Reputation: 1802
I've found Lucene to be fantastic so far, but I'm having a few issues with duplicating a LIKE equivalent search.
In an application I'm working on I need the option of a "simplified" (LIKE) search and an advanced (full text) search. The data is user based (name, location etc) so not huge reams of text.
In the past I'd simply create a SQL query which concatenated db field names, surrounding the terms with wildcards. I could do that in my application, bypassing lucene for simple searches of the user data - but it would be nice to use lucene.
I've tried regex searches
var query = QueryParser.Escape(_query);
var search = new RegexQuery(new Term("name",string.Concat(".*", _query, ".*")));
but they only work on one column.
One idea I had was to tokenise each field to produce something similar to a full text search e.g:
name: Paul
so I create the following name fields...
Paul Pau Pa aul ul au
Would this defeat the point of using lucene over a LIKE SQL search? Would it actually produce the results I want?

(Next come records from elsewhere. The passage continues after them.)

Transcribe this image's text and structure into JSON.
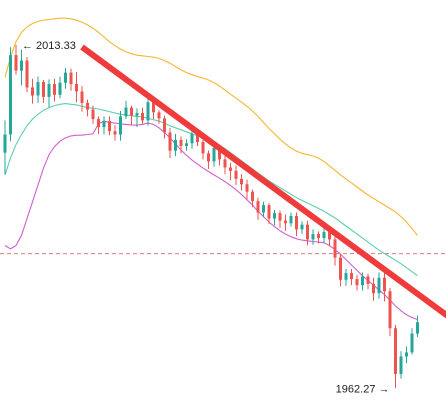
{
  "chart_data": {
    "type": "candlestick",
    "title": "",
    "xlabel": "",
    "ylabel": "",
    "ylim": [
      1958,
      2020
    ],
    "grid": false,
    "legend": "none",
    "annotations": {
      "high_label": "← 2013.33",
      "high_value": 2013.33,
      "low_label": "1962.27 →",
      "low_value": 1962.27
    },
    "reference_line": {
      "value": 1982.3,
      "style": "dashed"
    },
    "trend_arrow": {
      "from": [
        14,
        2013.0
      ],
      "to": [
        95,
        1964.2
      ]
    },
    "colors": {
      "up": "#26a69a",
      "down": "#ef5350",
      "upper_band": "#f5b731",
      "middle_band": "#5ccfae",
      "lower_band": "#d15fcf",
      "reference_line": "#e07a84",
      "arrow": "#ef3b3b"
    },
    "candles": [
      {
        "o": 1997.3,
        "h": 2002.1,
        "l": 1994.1,
        "c": 2000.0
      },
      {
        "o": 2000.0,
        "h": 2013.0,
        "l": 1999.0,
        "c": 2011.8
      },
      {
        "o": 2011.8,
        "h": 2013.33,
        "l": 2008.9,
        "c": 2009.5
      },
      {
        "o": 2009.5,
        "h": 2012.6,
        "l": 2007.3,
        "c": 2011.0
      },
      {
        "o": 2011.0,
        "h": 2011.5,
        "l": 2006.3,
        "c": 2007.0
      },
      {
        "o": 2007.0,
        "h": 2008.3,
        "l": 2004.6,
        "c": 2005.8
      },
      {
        "o": 2005.8,
        "h": 2008.6,
        "l": 2004.7,
        "c": 2007.8
      },
      {
        "o": 2007.8,
        "h": 2008.1,
        "l": 2004.7,
        "c": 2005.6
      },
      {
        "o": 2005.6,
        "h": 2008.2,
        "l": 2004.0,
        "c": 2007.5
      },
      {
        "o": 2007.5,
        "h": 2008.3,
        "l": 2004.9,
        "c": 2005.9
      },
      {
        "o": 2005.9,
        "h": 2008.6,
        "l": 2005.4,
        "c": 2007.7
      },
      {
        "o": 2007.7,
        "h": 2009.9,
        "l": 2006.8,
        "c": 2009.2
      },
      {
        "o": 2009.2,
        "h": 2009.8,
        "l": 2006.5,
        "c": 2007.5
      },
      {
        "o": 2007.5,
        "h": 2009.3,
        "l": 2004.8,
        "c": 2006.4
      },
      {
        "o": 2006.4,
        "h": 2007.2,
        "l": 2003.4,
        "c": 2004.7
      },
      {
        "o": 2004.7,
        "h": 2005.2,
        "l": 2002.7,
        "c": 2003.7
      },
      {
        "o": 2003.7,
        "h": 2004.3,
        "l": 2001.6,
        "c": 2002.3
      },
      {
        "o": 2002.3,
        "h": 2002.7,
        "l": 2000.1,
        "c": 2001.1
      },
      {
        "o": 2001.1,
        "h": 2002.7,
        "l": 2000.0,
        "c": 2002.0
      },
      {
        "o": 2002.0,
        "h": 2002.7,
        "l": 1999.9,
        "c": 2000.5
      },
      {
        "o": 2000.5,
        "h": 2001.4,
        "l": 1999.1,
        "c": 2000.0
      },
      {
        "o": 2000.0,
        "h": 2003.5,
        "l": 1999.1,
        "c": 2002.7
      },
      {
        "o": 2002.7,
        "h": 2005.0,
        "l": 2002.3,
        "c": 2004.0
      },
      {
        "o": 2004.0,
        "h": 2004.3,
        "l": 2001.4,
        "c": 2002.8
      },
      {
        "o": 2002.8,
        "h": 2003.9,
        "l": 2001.1,
        "c": 2003.2
      },
      {
        "o": 2003.2,
        "h": 2004.0,
        "l": 2001.6,
        "c": 2002.1
      },
      {
        "o": 2002.1,
        "h": 2005.4,
        "l": 2001.3,
        "c": 2004.8
      },
      {
        "o": 2004.8,
        "h": 2005.7,
        "l": 2002.3,
        "c": 2003.3
      },
      {
        "o": 2003.3,
        "h": 2003.6,
        "l": 2001.6,
        "c": 2002.4
      },
      {
        "o": 2002.4,
        "h": 2002.8,
        "l": 1999.4,
        "c": 2000.3
      },
      {
        "o": 2000.3,
        "h": 2001.0,
        "l": 1996.5,
        "c": 1997.6
      },
      {
        "o": 1997.6,
        "h": 2000.1,
        "l": 1996.8,
        "c": 1999.2
      },
      {
        "o": 1999.2,
        "h": 1999.7,
        "l": 1997.2,
        "c": 1998.3
      },
      {
        "o": 1998.3,
        "h": 1999.3,
        "l": 1997.6,
        "c": 1998.7
      },
      {
        "o": 1998.7,
        "h": 2000.6,
        "l": 1997.9,
        "c": 2000.1
      },
      {
        "o": 2000.1,
        "h": 2000.6,
        "l": 1998.3,
        "c": 1998.9
      },
      {
        "o": 1998.9,
        "h": 1999.2,
        "l": 1996.3,
        "c": 1997.2
      },
      {
        "o": 1997.2,
        "h": 1997.6,
        "l": 1994.9,
        "c": 1996.0
      },
      {
        "o": 1996.0,
        "h": 1998.6,
        "l": 1995.2,
        "c": 1998.0
      },
      {
        "o": 1998.0,
        "h": 1998.4,
        "l": 1995.4,
        "c": 1996.3
      },
      {
        "o": 1996.3,
        "h": 1996.8,
        "l": 1994.1,
        "c": 1995.1
      },
      {
        "o": 1995.1,
        "h": 1995.8,
        "l": 1993.2,
        "c": 1994.6
      },
      {
        "o": 1994.6,
        "h": 1995.4,
        "l": 1992.5,
        "c": 1993.4
      },
      {
        "o": 1993.4,
        "h": 1994.1,
        "l": 1991.7,
        "c": 1992.6
      },
      {
        "o": 1992.6,
        "h": 1993.3,
        "l": 1990.4,
        "c": 1991.5
      },
      {
        "o": 1991.5,
        "h": 1991.8,
        "l": 1989.2,
        "c": 1990.1
      },
      {
        "o": 1990.1,
        "h": 1990.6,
        "l": 1987.3,
        "c": 1988.4
      },
      {
        "o": 1988.4,
        "h": 1990.0,
        "l": 1987.7,
        "c": 1989.5
      },
      {
        "o": 1989.5,
        "h": 1989.8,
        "l": 1986.7,
        "c": 1987.5
      },
      {
        "o": 1987.5,
        "h": 1988.8,
        "l": 1986.5,
        "c": 1988.3
      },
      {
        "o": 1988.3,
        "h": 1988.7,
        "l": 1986.1,
        "c": 1987.2
      },
      {
        "o": 1987.2,
        "h": 1988.1,
        "l": 1985.7,
        "c": 1986.8
      },
      {
        "o": 1986.8,
        "h": 1988.4,
        "l": 1986.3,
        "c": 1987.9
      },
      {
        "o": 1987.9,
        "h": 1988.4,
        "l": 1984.9,
        "c": 1985.9
      },
      {
        "o": 1985.9,
        "h": 1987.1,
        "l": 1985.2,
        "c": 1986.6
      },
      {
        "o": 1986.6,
        "h": 1987.2,
        "l": 1983.5,
        "c": 1984.4
      },
      {
        "o": 1984.4,
        "h": 1985.9,
        "l": 1983.6,
        "c": 1985.2
      },
      {
        "o": 1985.2,
        "h": 1985.6,
        "l": 1983.8,
        "c": 1984.6
      },
      {
        "o": 1984.6,
        "h": 1986.3,
        "l": 1983.9,
        "c": 1985.5
      },
      {
        "o": 1985.5,
        "h": 1985.9,
        "l": 1983.4,
        "c": 1984.4
      },
      {
        "o": 1984.4,
        "h": 1984.8,
        "l": 1980.5,
        "c": 1981.7
      },
      {
        "o": 1981.7,
        "h": 1982.3,
        "l": 1977.4,
        "c": 1978.4
      },
      {
        "o": 1978.4,
        "h": 1980.0,
        "l": 1977.5,
        "c": 1979.4
      },
      {
        "o": 1979.4,
        "h": 1980.0,
        "l": 1977.6,
        "c": 1978.5
      },
      {
        "o": 1978.5,
        "h": 1979.1,
        "l": 1976.8,
        "c": 1977.6
      },
      {
        "o": 1977.6,
        "h": 1979.5,
        "l": 1976.8,
        "c": 1978.9
      },
      {
        "o": 1978.9,
        "h": 1979.3,
        "l": 1977.0,
        "c": 1977.8
      },
      {
        "o": 1977.8,
        "h": 1978.7,
        "l": 1975.3,
        "c": 1976.4
      },
      {
        "o": 1976.4,
        "h": 1979.5,
        "l": 1975.6,
        "c": 1978.7
      },
      {
        "o": 1978.7,
        "h": 1979.5,
        "l": 1975.2,
        "c": 1976.7
      },
      {
        "o": 1976.7,
        "h": 1977.2,
        "l": 1970.0,
        "c": 1971.2
      },
      {
        "o": 1971.2,
        "h": 1971.7,
        "l": 1962.27,
        "c": 1964.4
      },
      {
        "o": 1964.4,
        "h": 1967.8,
        "l": 1963.7,
        "c": 1967.0
      },
      {
        "o": 1967.0,
        "h": 1968.5,
        "l": 1966.0,
        "c": 1967.6
      },
      {
        "o": 1967.6,
        "h": 1971.2,
        "l": 1967.3,
        "c": 1970.4
      },
      {
        "o": 1970.4,
        "h": 1973.1,
        "l": 1969.9,
        "c": 1972.1
      }
    ],
    "bands": {
      "upper": [
        2008.5,
        2011.5,
        2013.8,
        2015.2,
        2016.0,
        2016.5,
        2016.8,
        2017.0,
        2017.1,
        2017.2,
        2017.3,
        2017.3,
        2017.2,
        2017.0,
        2016.7,
        2016.3,
        2015.8,
        2015.2,
        2014.5,
        2013.8,
        2013.2,
        2012.7,
        2012.3,
        2012.0,
        2011.8,
        2011.7,
        2011.6,
        2011.5,
        2011.3,
        2011.0,
        2010.6,
        2010.1,
        2009.6,
        2009.2,
        2008.9,
        2008.6,
        2008.4,
        2008.1,
        2007.7,
        2007.2,
        2006.6,
        2006.0,
        2005.4,
        2004.8,
        2004.2,
        2003.5,
        2002.7,
        2001.8,
        2000.9,
        2000.1,
        1999.3,
        1998.6,
        1998.0,
        1997.5,
        1997.2,
        1997.0,
        1996.8,
        1996.5,
        1996.0,
        1995.3,
        1994.7,
        1994.0,
        1993.4,
        1992.8,
        1992.2,
        1991.6,
        1991.0,
        1990.5,
        1990.0,
        1989.5,
        1989.0,
        1988.5,
        1987.8,
        1987.0,
        1986.0,
        1985.0
      ],
      "middle": [
        1994.0,
        1996.5,
        1998.5,
        2000.0,
        2001.3,
        2002.3,
        2003.0,
        2003.6,
        2004.0,
        2004.3,
        2004.5,
        2004.6,
        2004.5,
        2004.4,
        2004.2,
        2004.0,
        2003.9,
        2003.8,
        2003.6,
        2003.4,
        2003.2,
        2003.0,
        2002.9,
        2002.8,
        2002.7,
        2002.6,
        2002.4,
        2002.2,
        2002.0,
        2001.7,
        2001.3,
        2001.0,
        2000.7,
        2000.4,
        2000.1,
        1999.8,
        1999.5,
        1999.2,
        1998.8,
        1998.4,
        1997.9,
        1997.3,
        1996.7,
        1996.1,
        1995.5,
        1994.9,
        1994.3,
        1993.7,
        1993.1,
        1992.6,
        1992.1,
        1991.6,
        1991.1,
        1990.6,
        1990.2,
        1989.8,
        1989.4,
        1989.0,
        1988.6,
        1988.1,
        1987.6,
        1987.0,
        1986.4,
        1985.8,
        1985.2,
        1984.6,
        1984.0,
        1983.4,
        1982.8,
        1982.3,
        1981.8,
        1981.3,
        1980.8,
        1980.2,
        1979.6,
        1979.0
      ],
      "lower": [
        1983.5,
        1983.0,
        1983.5,
        1985.0,
        1987.5,
        1990.0,
        1992.5,
        1995.0,
        1997.0,
        1998.2,
        1999.0,
        1999.5,
        1999.8,
        1999.9,
        1999.9,
        2000.0,
        2000.1,
        2001.6,
        2002.0,
        2001.8,
        2001.7,
        2001.6,
        2001.5,
        2001.4,
        2001.4,
        2001.5,
        2001.7,
        2001.5,
        2001.0,
        2000.3,
        1999.5,
        1998.6,
        1997.7,
        1996.9,
        1996.2,
        1995.6,
        1995.0,
        1994.5,
        1994.0,
        1993.5,
        1993.0,
        1992.4,
        1991.8,
        1991.1,
        1990.3,
        1989.5,
        1988.6,
        1987.8,
        1987.0,
        1986.3,
        1985.7,
        1985.2,
        1984.8,
        1984.5,
        1984.3,
        1984.2,
        1984.1,
        1984.0,
        1983.9,
        1983.5,
        1982.9,
        1982.2,
        1981.4,
        1980.6,
        1979.8,
        1979.0,
        1978.3,
        1977.6,
        1976.9,
        1976.2,
        1975.4,
        1974.5,
        1973.8,
        1973.2,
        1972.8,
        1972.5
      ]
    }
  }
}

What would be the best way to solve this issue?
Edit:
Slightly modifying the code in this question:
Elegant way to split string into 2 strings on word boundaries to minimize length difference
to produce this tokeniser:
private IEnumerable<string> Tokeniser(string _item)
{
string s = _item;
const int maxPrefixLength = 10;
const int maxSuffixLength = 10;
const int minStemLength = 1;
var tokens = new List<string>();
for (int prefixLength = 0; (prefixLength + minStemLength <= s.Length) && (prefixLength <= maxPrefixLength); prefixLength++)
for (int suffixLength = 0; (suffixLength + prefixLength + minStemLength <= s.Length) && (suffixLength <= maxSuffixLength); suffixLength++)
{
string prefix = s.Substring(0, prefixLength);
string suffix = s.Substring(s.Length - suffixLength);
string stem = s.Substring(prefixLength, s.Length - suffixLength - prefixLength);
if (prefix.Length > 1)
if (!tokens.Contains(prefix))
tokens.Add(prefix);
if (suffix.Length > 1)
if (!tokens.Contains(suffix))
tokens.Add(suffix);
if (stem.Length > 1)
if (!tokens.Contains(stem))
tokens.Add(stem);
}
return tokens;
}
The search results do give the equivalent of a LIKE search. My "user" table will only ever be 9000 entities in size - so for me at least, this might fit my needs.
Are there any downfalls of doing this (except for a much larger lucene index?)
Upvotes: 1
Views: 590
Reputation: 8553
Character-based n-gram (NGramTokenizer, NGramTokenFilter, EdgeNGramTokenizer and EdgeNGramTokenFilter should provide the functionality you need.
Upvotes: 1